There is a huge amount of circularity in much atheistic thinking.
It goes something like this.
1. It is fair to assume that there is no God because there is no compelling evidence [though they often prefer to use the lower case 'g' - perhaps we should refer to "richard dawkins"]
2. The resurrection of Jesus Christ is not compelling evidence for the existence of God because it is not from reliable sources
3. The sources are unreliable because they believe in the possibility of the miraculous
4. Miracles can only happen if there is a God.
5. Therefore the miraculous cannot happen because it is fair to assume that there is no God
Thus the assumption that there is no God a priori rules out any evidence to the contrary.
Dawkins, for example says "‘accounts of Jesus’ resurrection are about as well documented as Jack and the Beanstalk’.'" Yet, I have never heard of him seriously interacting with those accounts.
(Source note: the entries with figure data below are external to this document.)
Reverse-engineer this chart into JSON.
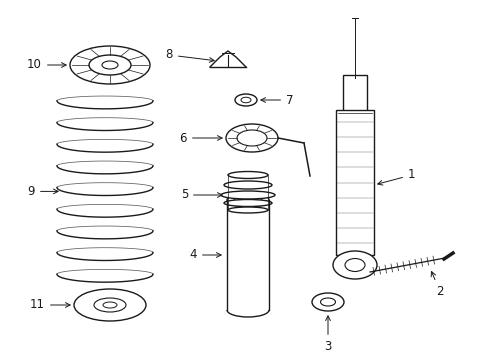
{
  "background_color": "#ffffff",
  "line_color": "#1a1a1a",
  "line_width": 1.0,
  "label_fontsize": 8.5,
  "fig_w": 4.9,
  "fig_h": 3.6,
  "dpi": 100
}
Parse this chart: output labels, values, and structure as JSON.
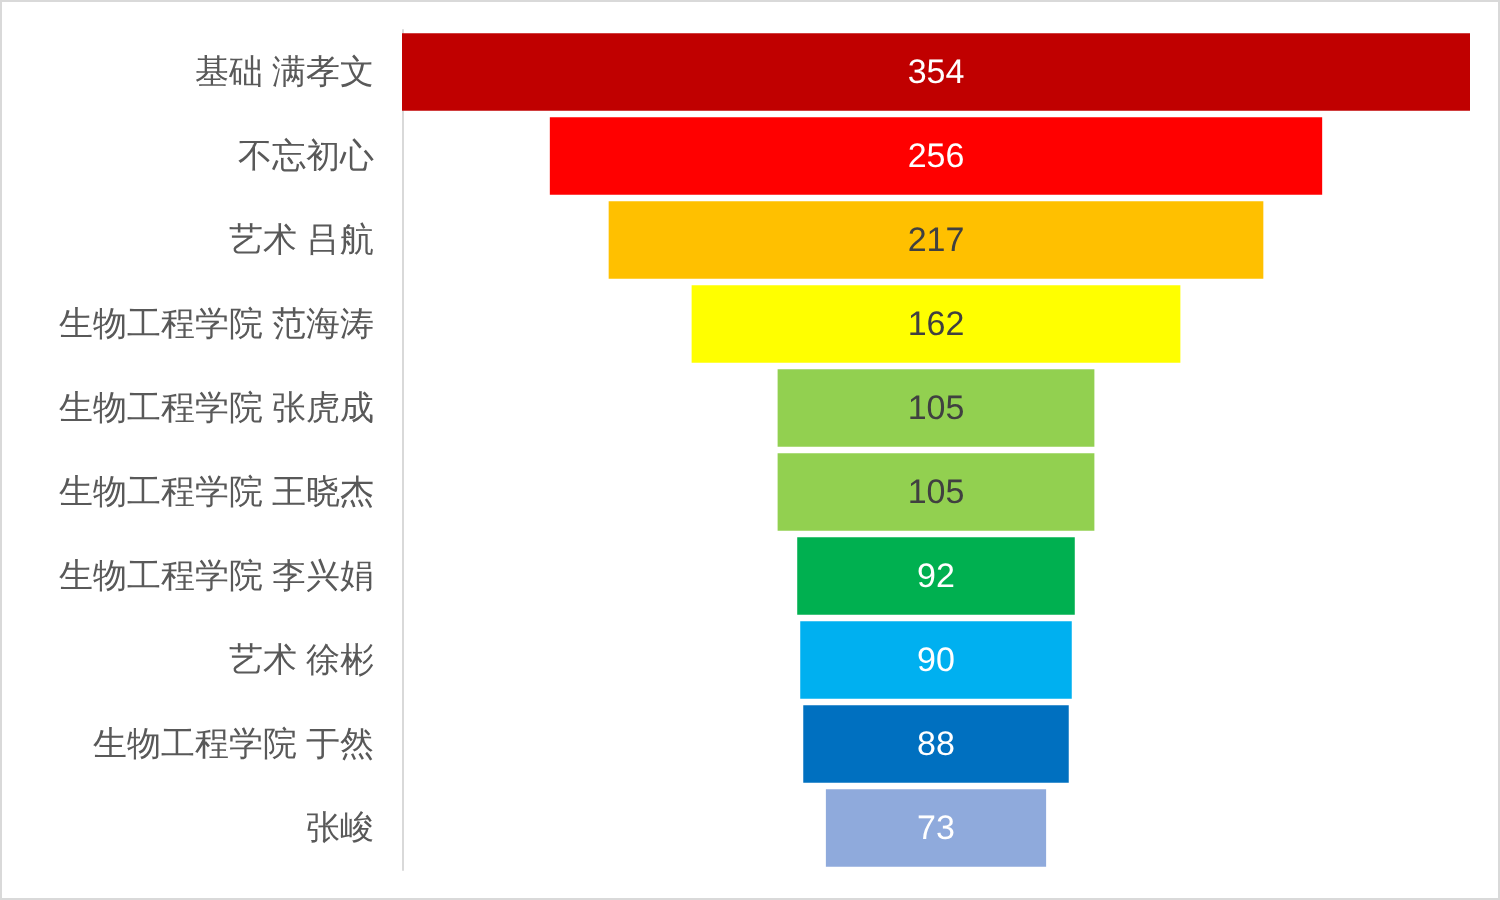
{
  "chart_data": {
    "type": "other",
    "categories": [
      "基础 满孝文",
      "不忘初心",
      "艺术 吕航",
      "生物工程学院 范海涛",
      "生物工程学院 张虎成",
      "生物工程学院 王晓杰",
      "生物工程学院 李兴娟",
      "艺术 徐彬",
      "生物工程学院 于然",
      "张峻"
    ],
    "values": [
      354,
      256,
      217,
      162,
      105,
      105,
      92,
      90,
      88,
      73
    ],
    "colors": [
      "#c00000",
      "#ff0000",
      "#ffc000",
      "#ffff00",
      "#92d050",
      "#92d050",
      "#00b050",
      "#00b0f0",
      "#0070c0",
      "#8faadc"
    ],
    "data_labels": true
  }
}
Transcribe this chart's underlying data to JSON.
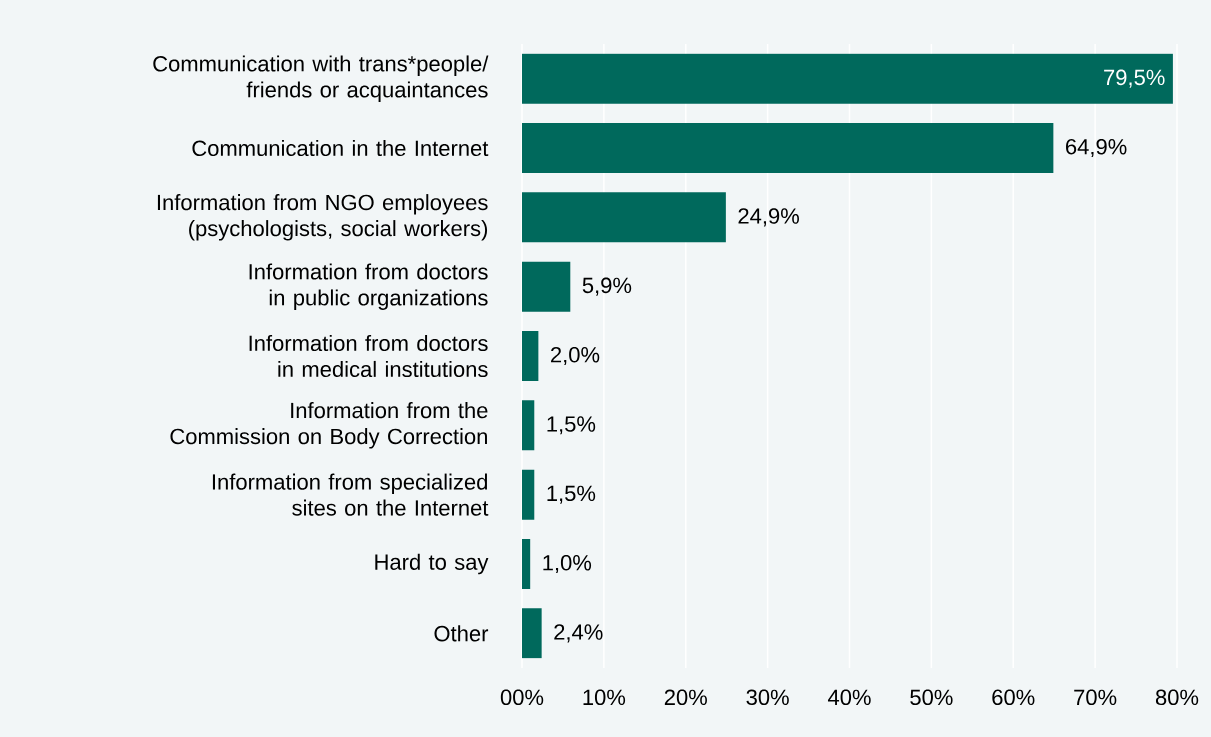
{
  "chart_data": {
    "type": "bar",
    "orientation": "horizontal",
    "categories": [
      "Communication with trans*people/ friends or acquaintances",
      "Communication in the Internet",
      "Information from NGO employees (psychologists, social workers)",
      "Information from doctors in public organizations",
      "Information from doctors in medical institutions",
      "Information from the Commission on Body Correction",
      "Information from specialized sites on the Internet",
      "Hard to say",
      "Other"
    ],
    "values": [
      79.5,
      64.9,
      24.9,
      5.9,
      2.0,
      1.5,
      1.5,
      1.0,
      2.4
    ],
    "value_labels": [
      "79,5%",
      "64,9%",
      "24,9%",
      "5,9%",
      "2,0%",
      "1,5%",
      "1,5%",
      "1,0%",
      "2,4%"
    ],
    "color": "#00695c",
    "xlim": [
      0,
      80
    ],
    "xticks": [
      {
        "value": 0,
        "label": "00%"
      },
      {
        "value": 10,
        "label": "10%"
      },
      {
        "value": 20,
        "label": "20%"
      },
      {
        "value": 30,
        "label": "30%"
      },
      {
        "value": 40,
        "label": "40%"
      },
      {
        "value": 50,
        "label": "50%"
      },
      {
        "value": 60,
        "label": "60%"
      },
      {
        "value": 70,
        "label": "70%"
      },
      {
        "value": 80,
        "label": "80%"
      }
    ],
    "grid": "x"
  }
}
I would love to hear Dawkins attempt to try to refute the historicity of the gospel accounts.
One of the things I find so compelling about the gospel accounts of the resurrection is that the disciples are not presented as people who think that things like resurrections happen! As D.A. Carson points out, they are not sitting in the upper room on Friday evening saying, "I'm so excited, I can't wait until Sunday." They are despondent, disillusioned and fearful. They were as surprised by the resurrection as I think Dawkins would be. So much so that when 10 of them try to persuade the one who wasn't there that Jesus is alive, he says that he will not believe unless he not only Sees Jesus, but puts his fingers in the nail marks and his hand in Jesus' rather unique wound in his side. As it happens, seeing is enough.
Through history there have been many who have said that they would not believe unless they saw with their own eyes: but then for them, in the end, hearing has been enough: hearing about Thomas who should have believed on the testimony of 10 eyewitnesses, but didn't.
As much as we can, let's start moving our conversations with Non-Christians away from the details of irreducible complexity and intelligent design to irrefutable testimony.